For most of my time behind a camera, I made photos that told you exactly what they were. A coastline at dusk. A mountain pass in flat morning light. A waterfall frozen in time. I was a stenographer, transcribing, nothing more. Making those images wasn't easy, and I don't dismiss them. But somewhere along the way, I started to feel like the transcript wasn't enough, or maybe it was too much. It told you everything without telling you much of anything. A well-crafted landscape image can evoke emotion, I won't deny that. For me it was usually a wish to be there. But it didn't leave much for my imagination to do.

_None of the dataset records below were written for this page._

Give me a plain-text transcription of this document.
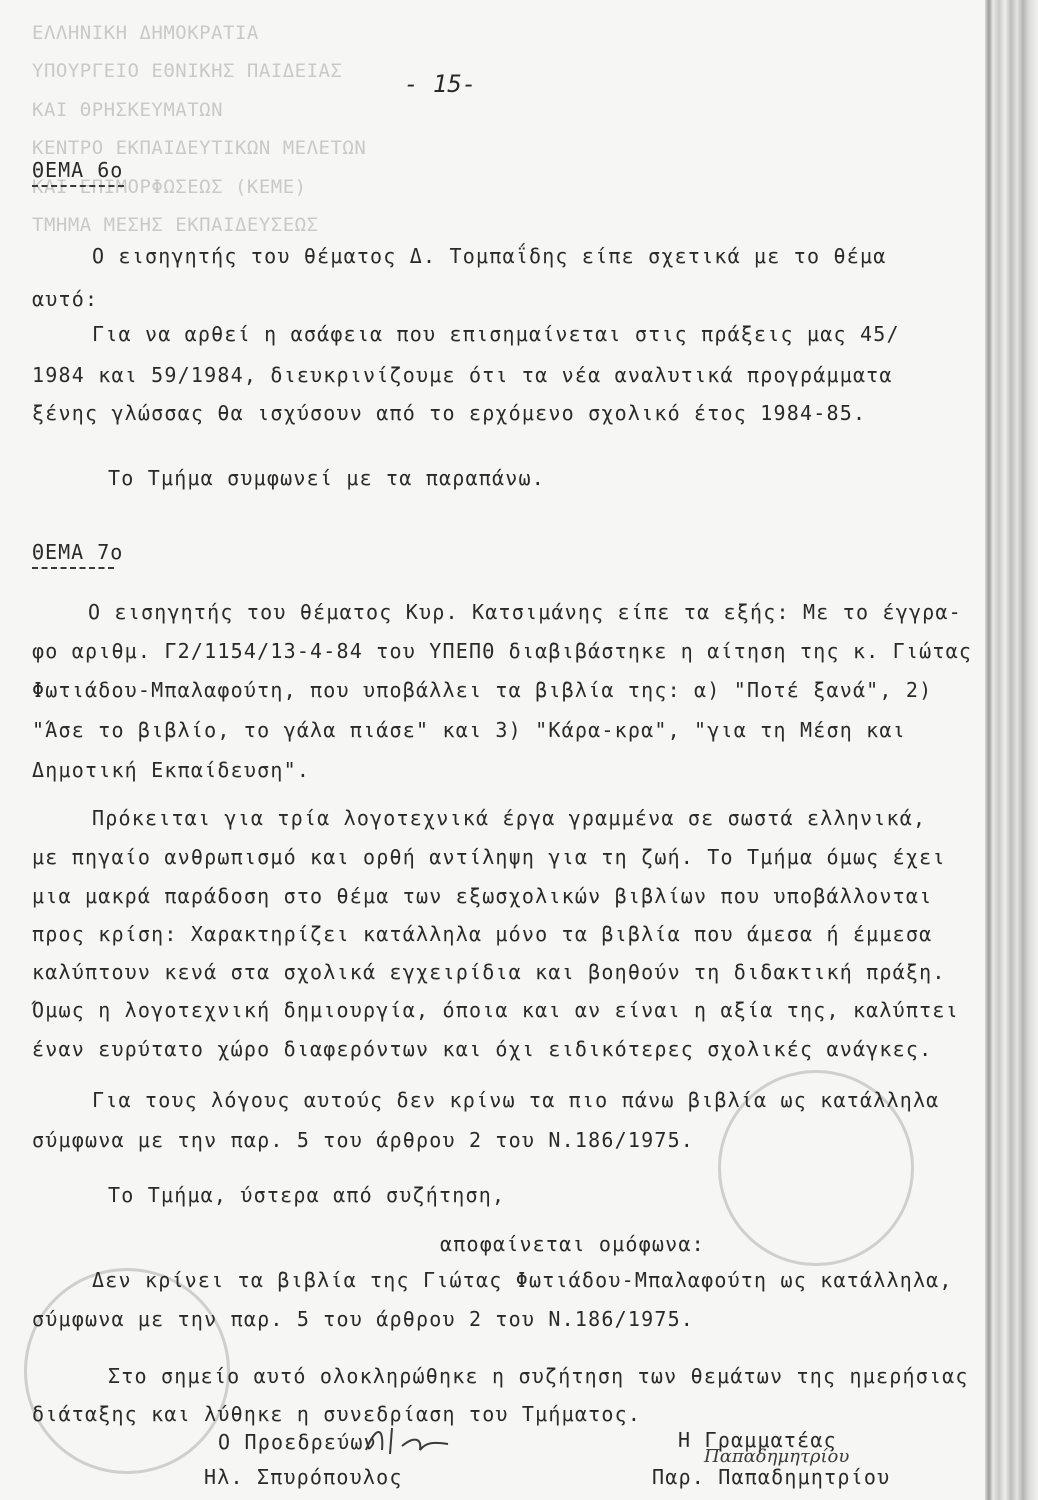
ΕΛΛΗΝΙΚΗ ΔΗΜΟΚΡΑΤΙΑ
ΥΠΟΥΡΓΕΙΟ ΕΘΝΙΚΗΣ ΠΑΙΔΕΙΑΣ
ΚΑΙ ΘΡΗΣΚΕΥΜΑΤΩΝ
ΚΕΝΤΡΟ ΕΚΠΑΙΔΕΥΤΙΚΩΝ ΜΕΛΕΤΩΝ
ΚΑΙ ΕΠΙΜΟΡΦΩΣΕΩΣ (ΚΕΜΕ)
ΤΜΗΜΑ ΜΕΣΗΣ ΕΚΠΑΙΔΕΥΣΕΩΣ
- 15-
ΘΕΜΑ 6ο
Ο εισηγητής του θέματος Δ. Τομπαΐδης είπε σχετικά με το θέμα
αυτό:
Για να αρθεί η ασάφεια που επισημαίνεται στις πράξεις μας 45/
1984 και 59/1984, διευκρινίζουμε ότι τα νέα αναλυτικά προγράμματα
ξένης γλώσσας θα ισχύσουν από το ερχόμενο σχολικό έτος 1984-85.
Το Τμήμα συμφωνεί με τα παραπάνω.
ΘΕΜΑ 7ο
Ο εισηγητής του θέματος Κυρ. Κατσιμάνης είπε τα εξής: Με το έγγρα-
φο αριθμ. Γ2/1154/13-4-84 του ΥΠΕΠΘ διαβιβάστηκε η αίτηση της κ. Γιώτας
Φωτιάδου-Μπαλαφούτη, που υποβάλλει τα βιβλία της: α) "Ποτέ ξανά", 2)
"Άσε το βιβλίο, το γάλα πιάσε" και 3) "Κάρα-κρα", "για τη Μέση και
Δημοτική Εκπαίδευση".
Πρόκειται για τρία λογοτεχνικά έργα γραμμένα σε σωστά ελληνικά,
με πηγαίο ανθρωπισμό και ορθή αντίληψη για τη ζωή. Το Τμήμα όμως έχει
μια μακρά παράδοση στο θέμα των εξωσχολικών βιβλίων που υποβάλλονται
προς κρίση: Χαρακτηρίζει κατάλληλα μόνο τα βιβλία που άμεσα ή έμμεσα
καλύπτουν κενά στα σχολικά εγχειρίδια και βοηθούν τη διδακτική πράξη.
Όμως η λογοτεχνική δημιουργία, όποια και αν είναι η αξία της, καλύπτει
έναν ευρύτατο χώρο διαφερόντων και όχι ειδικότερες σχολικές ανάγκες.
Για τους λόγους αυτούς δεν κρίνω τα πιο πάνω βιβλία ως κατάλληλα
σύμφωνα με την παρ. 5 του άρθρου 2 του Ν.186/1975.
Το Τμήμα, ύστερα από συζήτηση,
αποφαίνεται ομόφωνα:
Δεν κρίνει τα βιβλία της Γιώτας Φωτιάδου-Μπαλαφούτη ως κατάλληλα,
σύμφωνα με την παρ. 5 του άρθρου 2 του Ν.186/1975.
Στο σημείο αυτό ολοκληρώθηκε η συζήτηση των θεμάτων της ημερήσιας
διάταξης και λύθηκε η συνεδρίαση του Τμήματος.
Ο Προεδρεύων
Ηλ. Σπυρόπουλος
Η Γραμματέας
Παπαδημητρίου
Παρ. Παπαδημητρίου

That wasn't the only thing pushing me toward something different. Social media had done something dispiriting to landscape photography, turning it into competitive documentation. Everyone racing to the same overlook, jostling for the same composition, at the same golden hour, getting the same shot that already existed ten thousand times on Instagram. I didn't want to make that photo anymore. I wasn't sure I wanted to make any photo I could've found by searching a hashtag.

The shift wasn't a renunciation. I didn't wake up one morning disgusted with landscape photography. I just wanted something more interesting. Then the algorithm gods intervened. They started surfacing images that were less clear, less literal. Images that drew the viewer in by distorting reality and leaving something out. I began seeking out those works and the artists behind them. I started researching, learning, experimenting.

There's also been a shift in subject matter. I've moved toward urban settings. I've started seeking out people to include in the frame, where before I'd go out of my way to exclude them. The reason, I think, is that a human presence gives the viewer an opening to place themselves in the scene. You don't know who that figure is. So you decide. You become them.